En cualquier caso, los datos con los que contamos en la actualidad –referidos a la situación de la universidad– nos dicen que aún queda mucho camino que recorrer para conseguir la igualdad en estas disciplinas.

En el último informe sobre la situación de la universidad en España, se señalaba que a pesar de que las mujeres eran el 54,3% de todos los matriculados en el curso 2004/2005, el número de mujeres caía hasta el 39% cuando el dato se refería a las matrículas en carreras técnicas.

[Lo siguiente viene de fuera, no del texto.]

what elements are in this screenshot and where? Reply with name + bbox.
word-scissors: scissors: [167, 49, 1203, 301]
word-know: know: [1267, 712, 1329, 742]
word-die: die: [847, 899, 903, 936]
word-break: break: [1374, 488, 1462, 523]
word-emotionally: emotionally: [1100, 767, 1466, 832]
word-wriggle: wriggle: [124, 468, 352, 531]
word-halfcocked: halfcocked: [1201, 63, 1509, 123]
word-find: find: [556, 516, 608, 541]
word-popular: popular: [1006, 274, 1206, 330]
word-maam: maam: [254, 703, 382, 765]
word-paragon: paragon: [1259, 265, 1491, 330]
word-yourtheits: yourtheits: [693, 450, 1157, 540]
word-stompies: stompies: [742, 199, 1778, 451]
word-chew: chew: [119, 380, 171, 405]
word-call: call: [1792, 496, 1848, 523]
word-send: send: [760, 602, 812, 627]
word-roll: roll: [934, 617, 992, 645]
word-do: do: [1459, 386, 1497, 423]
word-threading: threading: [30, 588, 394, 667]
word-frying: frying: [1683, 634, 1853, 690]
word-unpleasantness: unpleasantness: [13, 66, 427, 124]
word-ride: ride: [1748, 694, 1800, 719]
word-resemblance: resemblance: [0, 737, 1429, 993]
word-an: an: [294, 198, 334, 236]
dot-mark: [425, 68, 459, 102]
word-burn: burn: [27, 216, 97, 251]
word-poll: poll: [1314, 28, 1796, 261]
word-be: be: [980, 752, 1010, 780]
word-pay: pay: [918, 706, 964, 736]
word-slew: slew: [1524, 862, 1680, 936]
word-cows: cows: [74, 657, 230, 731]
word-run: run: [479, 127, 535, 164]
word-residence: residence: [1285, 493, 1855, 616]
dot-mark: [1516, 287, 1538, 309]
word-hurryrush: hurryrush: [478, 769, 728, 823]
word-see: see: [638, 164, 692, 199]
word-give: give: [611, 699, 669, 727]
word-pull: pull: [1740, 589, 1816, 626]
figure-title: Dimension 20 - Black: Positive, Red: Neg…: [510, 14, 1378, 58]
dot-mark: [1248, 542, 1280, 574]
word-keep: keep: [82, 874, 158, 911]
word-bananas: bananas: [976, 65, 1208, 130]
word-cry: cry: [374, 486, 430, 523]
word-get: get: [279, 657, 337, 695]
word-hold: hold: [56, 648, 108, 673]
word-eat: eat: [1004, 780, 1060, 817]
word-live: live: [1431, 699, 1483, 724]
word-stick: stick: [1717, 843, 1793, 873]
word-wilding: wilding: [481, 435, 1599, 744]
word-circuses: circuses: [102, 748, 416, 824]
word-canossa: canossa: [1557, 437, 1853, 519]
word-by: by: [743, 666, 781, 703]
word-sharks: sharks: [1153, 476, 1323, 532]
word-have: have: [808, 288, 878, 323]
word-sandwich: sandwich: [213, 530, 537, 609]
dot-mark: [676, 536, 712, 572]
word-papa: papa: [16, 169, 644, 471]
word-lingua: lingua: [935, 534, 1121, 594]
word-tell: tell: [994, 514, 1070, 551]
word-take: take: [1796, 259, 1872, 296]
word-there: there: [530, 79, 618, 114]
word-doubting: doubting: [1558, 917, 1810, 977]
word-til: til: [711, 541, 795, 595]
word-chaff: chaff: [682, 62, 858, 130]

Y si el número de estudiantes es bajo, el de profesoras –sobre todo en las categorías más altas– es mínimo. Según los datos del curso 2000/2001, el porcentaje de mujeres entre los catedráticos de toda la universidad española era del 12,46%, pero ese número baja hasta el 4,54% en las disciplinas de ingeniería. Eso quiere decir que existen muchas áreas en las que ni hay ni nunca ha habido una catedrática.

En la mayoría de los países desarrollados se han puesto en marcha diversos programas enfocados a corregir esta irregular situación, a buscar y analizar sus causas y a proponer soluciones que permitan a las ingenierías superar ese evidente desajuste entre estas disciplinas y la sociedad en la que se desarrollan.